Rights holders used to be satisfied just selling formats into Germany, letting homegrown firms do the production gruntwork. No longer.

"Producing our formats locally, we can insure the quality of the shows and protect the brands," says Axel Kuhn, head of Shine's German operations.

"We didn't have the rights to produce 'MasterChef' locally, for example, and the German version didn't work here," he says.

In addition to doing German versions of established Shine formats -- "The Animal in Me," "Minute to Win It," "Sex With Mom and Dad" -- Kuhn is also actively developing for Teutonic TV. This year, he says, half of Shine Germany's production slate will be original formats developed in house.

Having pockets deep enough to pay for development, or having access to a catalog of rights developed in other territories, has become essential for surviving in the German market.
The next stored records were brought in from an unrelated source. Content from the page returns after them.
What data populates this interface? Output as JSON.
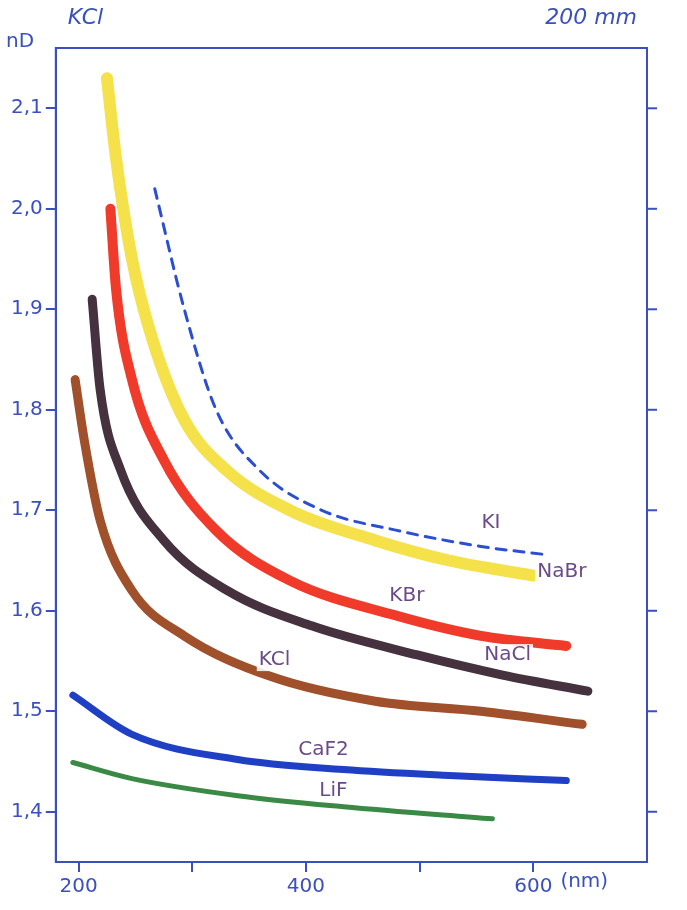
{
  "chart_data": {
    "type": "line",
    "annotations": [
      "KCl",
      "200 mm"
    ],
    "xlabel": "(nm)",
    "ylabel": "nD",
    "xlim": [
      180,
      700
    ],
    "ylim": [
      1.35,
      2.16
    ],
    "xticks": [
      200,
      {
        "value": 300,
        "label": null
      },
      400,
      {
        "value": 500,
        "label": null
      },
      600
    ],
    "yticks": [
      {
        "value": 1.4,
        "label": "1,4"
      },
      {
        "value": 1.5,
        "label": "1,5"
      },
      {
        "value": 1.6,
        "label": "1,6"
      },
      {
        "value": 1.7,
        "label": "1,7"
      },
      {
        "value": 1.8,
        "label": "1,8"
      },
      {
        "value": 1.9,
        "label": "1,9"
      },
      {
        "value": 2.0,
        "label": "2,0"
      },
      {
        "value": 2.1,
        "label": "2,1"
      }
    ],
    "grid": false,
    "series": [
      {
        "name": "KI",
        "color": "#2b4fd0",
        "line_style": "dashed",
        "x": [
          267,
          293,
          321,
          359,
          414,
          480,
          554,
          610
        ],
        "values": [
          2.02,
          1.9,
          1.8,
          1.74,
          1.7,
          1.68,
          1.664,
          1.656
        ]
      },
      {
        "name": "NaBr",
        "color": "#f5e14a",
        "line_style": "solid",
        "x": [
          225,
          233,
          247,
          265,
          293,
          330,
          386,
          461,
          526,
          600
        ],
        "values": [
          2.13,
          2.05,
          1.95,
          1.87,
          1.79,
          1.74,
          1.7,
          1.67,
          1.65,
          1.635
        ]
      },
      {
        "name": "KBr",
        "color": "#f03a2a",
        "line_style": "solid",
        "x": [
          228,
          233,
          247,
          275,
          321,
          386,
          480,
          554,
          629
        ],
        "values": [
          2.0,
          1.92,
          1.83,
          1.75,
          1.68,
          1.63,
          1.595,
          1.575,
          1.565
        ]
      },
      {
        "name": "NaCl",
        "color": "#46323f",
        "line_style": "solid",
        "x": [
          212,
          219,
          237,
          275,
          331,
          405,
          498,
          573,
          648
        ],
        "values": [
          1.91,
          1.82,
          1.74,
          1.67,
          1.62,
          1.585,
          1.556,
          1.536,
          1.52
        ]
      },
      {
        "name": "KCl",
        "color": "#a0502a",
        "line_style": "solid",
        "x": [
          197,
          205,
          219,
          247,
          293,
          368,
          461,
          554,
          643
        ],
        "values": [
          1.83,
          1.77,
          1.69,
          1.62,
          1.575,
          1.535,
          1.51,
          1.5,
          1.487
        ]
      },
      {
        "name": "CaF2",
        "color": "#1f3fc4",
        "line_style": "solid",
        "x": [
          195,
          247,
          340,
          433,
          526,
          629
        ],
        "values": [
          1.516,
          1.477,
          1.452,
          1.442,
          1.436,
          1.431
        ]
      },
      {
        "name": "LiF",
        "color": "#3a8a45",
        "line_style": "solid",
        "x": [
          195,
          247,
          340,
          433,
          564
        ],
        "values": [
          1.449,
          1.433,
          1.416,
          1.405,
          1.393
        ]
      }
    ]
  }
}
"In times like these, where production budgets are being squeezed," Kuhn says, "it helps to be able to use the synergies of an international network to cut costs."
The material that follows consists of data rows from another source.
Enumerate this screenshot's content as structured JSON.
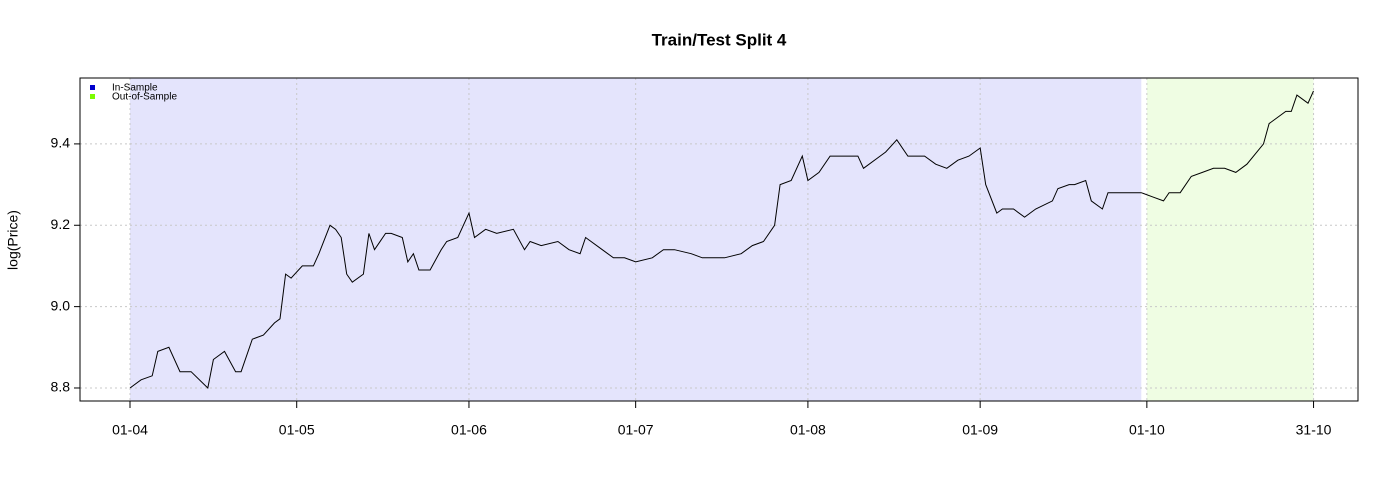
{
  "chart_data": {
    "type": "line",
    "title": "Train/Test Split 4",
    "y_label": "log(Price)",
    "x": [
      "01-04",
      "03-04",
      "05-04",
      "06-04",
      "08-04",
      "10-04",
      "12-04",
      "15-04",
      "16-04",
      "18-04",
      "20-04",
      "21-04",
      "23-04",
      "25-04",
      "27-04",
      "28-04",
      "29-04",
      "30-04",
      "02-05",
      "04-05",
      "05-05",
      "07-05",
      "08-05",
      "09-05",
      "10-05",
      "11-05",
      "13-05",
      "14-05",
      "15-05",
      "17-05",
      "18-05",
      "20-05",
      "21-05",
      "22-05",
      "23-05",
      "25-05",
      "27-05",
      "28-05",
      "30-05",
      "01-06",
      "02-06",
      "04-06",
      "06-06",
      "09-06",
      "11-06",
      "12-06",
      "14-06",
      "17-06",
      "19-06",
      "21-06",
      "22-06",
      "25-06",
      "27-06",
      "29-06",
      "01-07",
      "04-07",
      "06-07",
      "08-07",
      "11-07",
      "13-07",
      "17-07",
      "20-07",
      "22-07",
      "24-07",
      "26-07",
      "27-07",
      "29-07",
      "31-07",
      "01-08",
      "03-08",
      "05-08",
      "07-08",
      "09-08",
      "10-08",
      "11-08",
      "14-08",
      "15-08",
      "17-08",
      "19-08",
      "21-08",
      "22-08",
      "24-08",
      "26-08",
      "28-08",
      "30-08",
      "01-09",
      "02-09",
      "04-09",
      "05-09",
      "07-09",
      "09-09",
      "11-09",
      "14-09",
      "15-09",
      "17-09",
      "18-09",
      "20-09",
      "21-09",
      "23-09",
      "24-09",
      "26-09",
      "29-09",
      "30-09",
      "02-10",
      "04-10",
      "05-10",
      "07-10",
      "09-10",
      "11-10",
      "13-10",
      "15-10",
      "17-10",
      "19-10",
      "22-10",
      "23-10",
      "24-10",
      "26-10",
      "27-10",
      "28-10",
      "30-10",
      "31-10"
    ],
    "values": [
      8.8,
      8.82,
      8.83,
      8.89,
      8.9,
      8.84,
      8.84,
      8.8,
      8.87,
      8.89,
      8.84,
      8.84,
      8.92,
      8.93,
      8.96,
      8.97,
      9.08,
      9.07,
      9.1,
      9.1,
      9.13,
      9.2,
      9.19,
      9.17,
      9.08,
      9.06,
      9.08,
      9.18,
      9.14,
      9.18,
      9.18,
      9.17,
      9.11,
      9.13,
      9.09,
      9.09,
      9.14,
      9.16,
      9.17,
      9.23,
      9.17,
      9.19,
      9.18,
      9.19,
      9.14,
      9.16,
      9.15,
      9.16,
      9.14,
      9.13,
      9.17,
      9.14,
      9.12,
      9.12,
      9.11,
      9.12,
      9.14,
      9.14,
      9.13,
      9.12,
      9.12,
      9.13,
      9.15,
      9.16,
      9.2,
      9.3,
      9.31,
      9.37,
      9.31,
      9.33,
      9.37,
      9.37,
      9.37,
      9.37,
      9.34,
      9.37,
      9.38,
      9.41,
      9.37,
      9.37,
      9.37,
      9.35,
      9.34,
      9.36,
      9.37,
      9.39,
      9.3,
      9.23,
      9.24,
      9.24,
      9.22,
      9.24,
      9.26,
      9.29,
      9.3,
      9.3,
      9.31,
      9.26,
      9.24,
      9.28,
      9.28,
      9.28,
      9.28,
      9.27,
      9.26,
      9.28,
      9.28,
      9.32,
      9.33,
      9.34,
      9.34,
      9.33,
      9.35,
      9.4,
      9.45,
      9.46,
      9.48,
      9.48,
      9.52,
      9.5,
      9.53
    ],
    "color": "#000000",
    "regions": [
      {
        "name": "In-Sample",
        "color": "#0000cc",
        "fill": "#e4e4fc",
        "start": "01-04",
        "end": "30-09"
      },
      {
        "name": "Out-of-Sample",
        "color": "#7cfc00",
        "fill": "#effde3",
        "start": "01-10",
        "end": "31-10"
      }
    ],
    "xlim": [
      "23-03",
      "08-11"
    ],
    "xticks": [
      "01-04",
      "01-05",
      "01-06",
      "01-07",
      "01-08",
      "01-09",
      "01-10",
      "31-10"
    ],
    "ylim": [
      8.768,
      9.562
    ],
    "yticks": [
      8.8,
      {
        "value": 9.0,
        "label": "9.0"
      },
      9.2,
      9.4
    ],
    "grid": true,
    "legend": "top-left"
  }
}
"We have to assume the pressure on budgets will continue; we aren't going to see a return to the figures we had a few years ago," adds Wolf Bauer, head of Grundy UFA, a Fremantle subsidiary and Germany's largest TV production house. "That's where being a large company has its advantages."
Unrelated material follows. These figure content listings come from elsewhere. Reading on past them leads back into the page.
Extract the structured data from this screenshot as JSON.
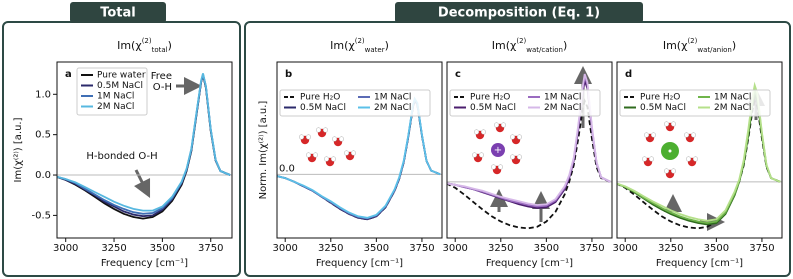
{
  "tabs": [
    "Total",
    "Decomposition (Eq. 1)"
  ],
  "chart_data": [
    {
      "type": "line",
      "panel_label": "a",
      "title": {
        "base": "Im(χ",
        "sup": "(2)",
        "sub": "total",
        "end": ")"
      },
      "x_label": "Frequency [cm⁻¹]",
      "y_label": "Im(χ⁽²⁾) [a.u.]",
      "annotations": [
        "Free\nO-H",
        "H-bonded O-H"
      ],
      "xlim": [
        2955,
        3860
      ],
      "ylim": [
        -0.78,
        1.4
      ],
      "xticks": [
        3000,
        3250,
        3500,
        3750
      ],
      "yticks": [
        -0.5,
        {
          "value": 0,
          "label": "0.0"
        },
        0.5,
        {
          "value": 1,
          "label": "1.0"
        }
      ],
      "legend": "upper left",
      "legend_ncol": 1,
      "zero_line": true,
      "x": [
        2950,
        3000,
        3050,
        3100,
        3150,
        3200,
        3250,
        3300,
        3350,
        3400,
        3450,
        3500,
        3550,
        3600,
        3625,
        3650,
        3675,
        3700,
        3710,
        3725,
        3750,
        3775,
        3800,
        3850
      ],
      "series": [
        {
          "name": "Pure water",
          "color": "#111111",
          "dashed": false,
          "values": [
            -0.02,
            -0.06,
            -0.12,
            -0.19,
            -0.27,
            -0.35,
            -0.42,
            -0.48,
            -0.52,
            -0.54,
            -0.52,
            -0.45,
            -0.32,
            -0.12,
            0.05,
            0.3,
            0.72,
            1.15,
            1.24,
            1.08,
            0.55,
            0.18,
            0.05,
            0.0
          ]
        },
        {
          "name": "0.5M NaCl",
          "color": "#2b2a6b",
          "dashed": false,
          "values": [
            -0.02,
            -0.06,
            -0.11,
            -0.18,
            -0.25,
            -0.33,
            -0.39,
            -0.45,
            -0.49,
            -0.51,
            -0.5,
            -0.43,
            -0.3,
            -0.1,
            0.06,
            0.31,
            0.73,
            1.15,
            1.24,
            1.09,
            0.56,
            0.18,
            0.05,
            0.0
          ]
        },
        {
          "name": "1M NaCl",
          "color": "#3f6fb5",
          "dashed": false,
          "values": [
            -0.02,
            -0.05,
            -0.1,
            -0.17,
            -0.24,
            -0.31,
            -0.37,
            -0.42,
            -0.46,
            -0.48,
            -0.47,
            -0.41,
            -0.29,
            -0.09,
            0.07,
            0.32,
            0.74,
            1.16,
            1.25,
            1.1,
            0.57,
            0.19,
            0.05,
            0.0
          ]
        },
        {
          "name": "2M NaCl",
          "color": "#57b8e0",
          "dashed": false,
          "values": [
            -0.02,
            -0.05,
            -0.09,
            -0.15,
            -0.21,
            -0.27,
            -0.33,
            -0.38,
            -0.42,
            -0.44,
            -0.44,
            -0.39,
            -0.27,
            -0.08,
            0.08,
            0.33,
            0.75,
            1.17,
            1.26,
            1.1,
            0.57,
            0.19,
            0.05,
            0.0
          ]
        }
      ]
    },
    {
      "type": "line",
      "panel_label": "b",
      "title": {
        "base": "Im(χ",
        "sup": "(2)",
        "sub": "water",
        "end": ")"
      },
      "x_label": "Frequency [cm⁻¹]",
      "y_label": "Norm. Im(χ⁽²⁾) [a.u.]",
      "xlim": [
        2955,
        3860
      ],
      "ylim": [
        -0.85,
        1.5
      ],
      "xticks": [
        3000,
        3250,
        3500,
        3750
      ],
      "yticks": [
        {
          "value": 0,
          "label": "0.0"
        }
      ],
      "legend": "upper left",
      "legend_ncol": 2,
      "zero_line": true,
      "x": [
        2950,
        3000,
        3050,
        3100,
        3150,
        3200,
        3250,
        3300,
        3350,
        3400,
        3450,
        3500,
        3550,
        3600,
        3625,
        3650,
        3675,
        3700,
        3710,
        3725,
        3750,
        3775,
        3800,
        3850
      ],
      "series": [
        {
          "name": "Pure H₂O",
          "color": "#111111",
          "dashed": true,
          "values": [
            -0.02,
            -0.05,
            -0.1,
            -0.16,
            -0.22,
            -0.3,
            -0.38,
            -0.46,
            -0.53,
            -0.58,
            -0.6,
            -0.56,
            -0.44,
            -0.22,
            -0.06,
            0.16,
            0.5,
            0.88,
            0.98,
            0.92,
            0.52,
            0.18,
            0.05,
            0.0
          ]
        },
        {
          "name": "0.5M NaCl",
          "color": "#2b2a6b",
          "dashed": false,
          "values": [
            -0.02,
            -0.05,
            -0.1,
            -0.16,
            -0.22,
            -0.3,
            -0.38,
            -0.46,
            -0.53,
            -0.58,
            -0.6,
            -0.56,
            -0.44,
            -0.22,
            -0.06,
            0.16,
            0.5,
            0.89,
            0.99,
            0.93,
            0.52,
            0.18,
            0.05,
            0.0
          ]
        },
        {
          "name": "1M NaCl",
          "color": "#5b6bb5",
          "dashed": false,
          "values": [
            -0.02,
            -0.05,
            -0.1,
            -0.16,
            -0.22,
            -0.3,
            -0.37,
            -0.45,
            -0.52,
            -0.57,
            -0.59,
            -0.55,
            -0.43,
            -0.21,
            -0.05,
            0.17,
            0.51,
            0.9,
            1.0,
            0.94,
            0.53,
            0.18,
            0.05,
            0.0
          ]
        },
        {
          "name": "2M NaCl",
          "color": "#5bc0e8",
          "dashed": false,
          "values": [
            -0.02,
            -0.05,
            -0.1,
            -0.15,
            -0.21,
            -0.29,
            -0.36,
            -0.44,
            -0.51,
            -0.56,
            -0.58,
            -0.54,
            -0.42,
            -0.2,
            -0.04,
            0.18,
            0.52,
            0.91,
            1.01,
            0.95,
            0.53,
            0.18,
            0.05,
            0.0
          ]
        }
      ]
    },
    {
      "type": "line",
      "panel_label": "c",
      "title": {
        "base": "Im(χ",
        "sup": "(2)",
        "sub": "wat/cation",
        "end": ")"
      },
      "x_label": "Frequency [cm⁻¹]",
      "xlim": [
        2955,
        3860
      ],
      "ylim": [
        -0.75,
        1.6
      ],
      "xticks": [
        3000,
        3250,
        3500,
        3750
      ],
      "legend": "upper left",
      "legend_ncol": 2,
      "zero_line": true,
      "x": [
        2950,
        3000,
        3050,
        3100,
        3150,
        3200,
        3250,
        3300,
        3350,
        3400,
        3450,
        3500,
        3550,
        3600,
        3625,
        3650,
        3675,
        3700,
        3710,
        3725,
        3750,
        3775,
        3800,
        3850
      ],
      "series": [
        {
          "name": "Pure H₂O",
          "color": "#111111",
          "dashed": true,
          "values": [
            -0.02,
            -0.08,
            -0.17,
            -0.27,
            -0.37,
            -0.46,
            -0.53,
            -0.58,
            -0.61,
            -0.62,
            -0.6,
            -0.53,
            -0.4,
            -0.17,
            0.0,
            0.22,
            0.58,
            0.98,
            1.08,
            1.0,
            0.58,
            0.2,
            0.05,
            0.0
          ]
        },
        {
          "name": "0.5M NaCl",
          "color": "#4b1e6e",
          "dashed": false,
          "values": [
            -0.02,
            -0.04,
            -0.07,
            -0.1,
            -0.14,
            -0.18,
            -0.22,
            -0.26,
            -0.3,
            -0.33,
            -0.35,
            -0.34,
            -0.27,
            -0.1,
            0.05,
            0.28,
            0.7,
            1.2,
            1.35,
            1.25,
            0.7,
            0.25,
            0.06,
            0.0
          ]
        },
        {
          "name": "1M NaCl",
          "color": "#9a6bc0",
          "dashed": false,
          "values": [
            -0.02,
            -0.04,
            -0.07,
            -0.1,
            -0.13,
            -0.17,
            -0.21,
            -0.25,
            -0.28,
            -0.31,
            -0.33,
            -0.32,
            -0.25,
            -0.08,
            0.07,
            0.3,
            0.73,
            1.25,
            1.4,
            1.3,
            0.72,
            0.26,
            0.06,
            0.0
          ]
        },
        {
          "name": "2M NaCl",
          "color": "#d6b8e8",
          "dashed": false,
          "values": [
            -0.02,
            -0.04,
            -0.06,
            -0.09,
            -0.12,
            -0.16,
            -0.2,
            -0.23,
            -0.26,
            -0.29,
            -0.31,
            -0.3,
            -0.23,
            -0.06,
            0.09,
            0.32,
            0.76,
            1.28,
            1.44,
            1.33,
            0.74,
            0.27,
            0.06,
            0.0
          ]
        }
      ]
    },
    {
      "type": "line",
      "panel_label": "d",
      "title": {
        "base": "Im(χ",
        "sup": "(2)",
        "sub": "wat/anion",
        "end": ")"
      },
      "x_label": "Frequency [cm⁻¹]",
      "xlim": [
        2955,
        3860
      ],
      "ylim": [
        -0.75,
        1.6
      ],
      "xticks": [
        3000,
        3250,
        3500,
        3750
      ],
      "legend": "upper left",
      "legend_ncol": 2,
      "zero_line": true,
      "x": [
        2950,
        3000,
        3050,
        3100,
        3150,
        3200,
        3250,
        3300,
        3350,
        3400,
        3450,
        3500,
        3550,
        3600,
        3625,
        3650,
        3675,
        3700,
        3710,
        3725,
        3750,
        3775,
        3800,
        3850
      ],
      "series": [
        {
          "name": "Pure H₂O",
          "color": "#111111",
          "dashed": true,
          "values": [
            -0.02,
            -0.08,
            -0.17,
            -0.27,
            -0.37,
            -0.46,
            -0.53,
            -0.58,
            -0.61,
            -0.62,
            -0.6,
            -0.53,
            -0.4,
            -0.17,
            0.0,
            0.22,
            0.58,
            0.98,
            1.08,
            1.0,
            0.58,
            0.2,
            0.05,
            0.0
          ]
        },
        {
          "name": "0.5M NaCl",
          "color": "#2f6b1e",
          "dashed": false,
          "values": [
            -0.02,
            -0.07,
            -0.14,
            -0.22,
            -0.3,
            -0.37,
            -0.43,
            -0.48,
            -0.52,
            -0.55,
            -0.57,
            -0.55,
            -0.43,
            -0.18,
            0.0,
            0.24,
            0.62,
            1.05,
            1.16,
            1.08,
            0.62,
            0.21,
            0.05,
            0.0
          ]
        },
        {
          "name": "1M NaCl",
          "color": "#6fb54a",
          "dashed": false,
          "values": [
            -0.02,
            -0.07,
            -0.13,
            -0.21,
            -0.28,
            -0.35,
            -0.41,
            -0.46,
            -0.5,
            -0.53,
            -0.55,
            -0.53,
            -0.41,
            -0.16,
            0.01,
            0.26,
            0.65,
            1.1,
            1.22,
            1.13,
            0.64,
            0.22,
            0.05,
            0.0
          ]
        },
        {
          "name": "2M NaCl",
          "color": "#b5e08a",
          "dashed": false,
          "values": [
            -0.02,
            -0.06,
            -0.12,
            -0.19,
            -0.26,
            -0.32,
            -0.38,
            -0.43,
            -0.47,
            -0.5,
            -0.52,
            -0.5,
            -0.38,
            -0.13,
            0.03,
            0.29,
            0.7,
            1.16,
            1.29,
            1.18,
            0.66,
            0.23,
            0.05,
            0.0
          ]
        }
      ]
    }
  ]
}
Meanwhile, the German pay TV market is also in shambles. News Corp. is throwing money at pay TV platform Sky Deutschland but so far with little to show for it. Sky still has just 2.5 million subscribers and continues to burn through cash. Sky will not break even this year, as initially forecast and new CEO Brian Sullivan has decided to stop publicizing subscriber and growth targets, realizing that any growth in German pay-TV is likely to be long and slow.

"Pay TV and digital channels have it hard because cable penetration is so high -- probably the highest in the world -- and the free TV comfort zone is so big," says Oliver Kreuter, who CBS International hired last year to run its new Munich-based German sales operation. "In most European territories, you have just a handful of analog free TV channels. But in Germany you have first- and second-tier public broadcasters, first- and second-tier private channels and even a third tier of channels. All in analog."

Given that competition, the prospect of a German pay TV market as lively and lucrative as those in the U.K. or France is still a distant dream.

But as long as there's so much money to be made in boring old free TV, the global players will continue to beat a path to Berlin, Munich and Cologne. With 40 million TV households, the strongest economy in Europe and enough buyers to keep prices high and commissions coming, Germany remains one of the best games in town.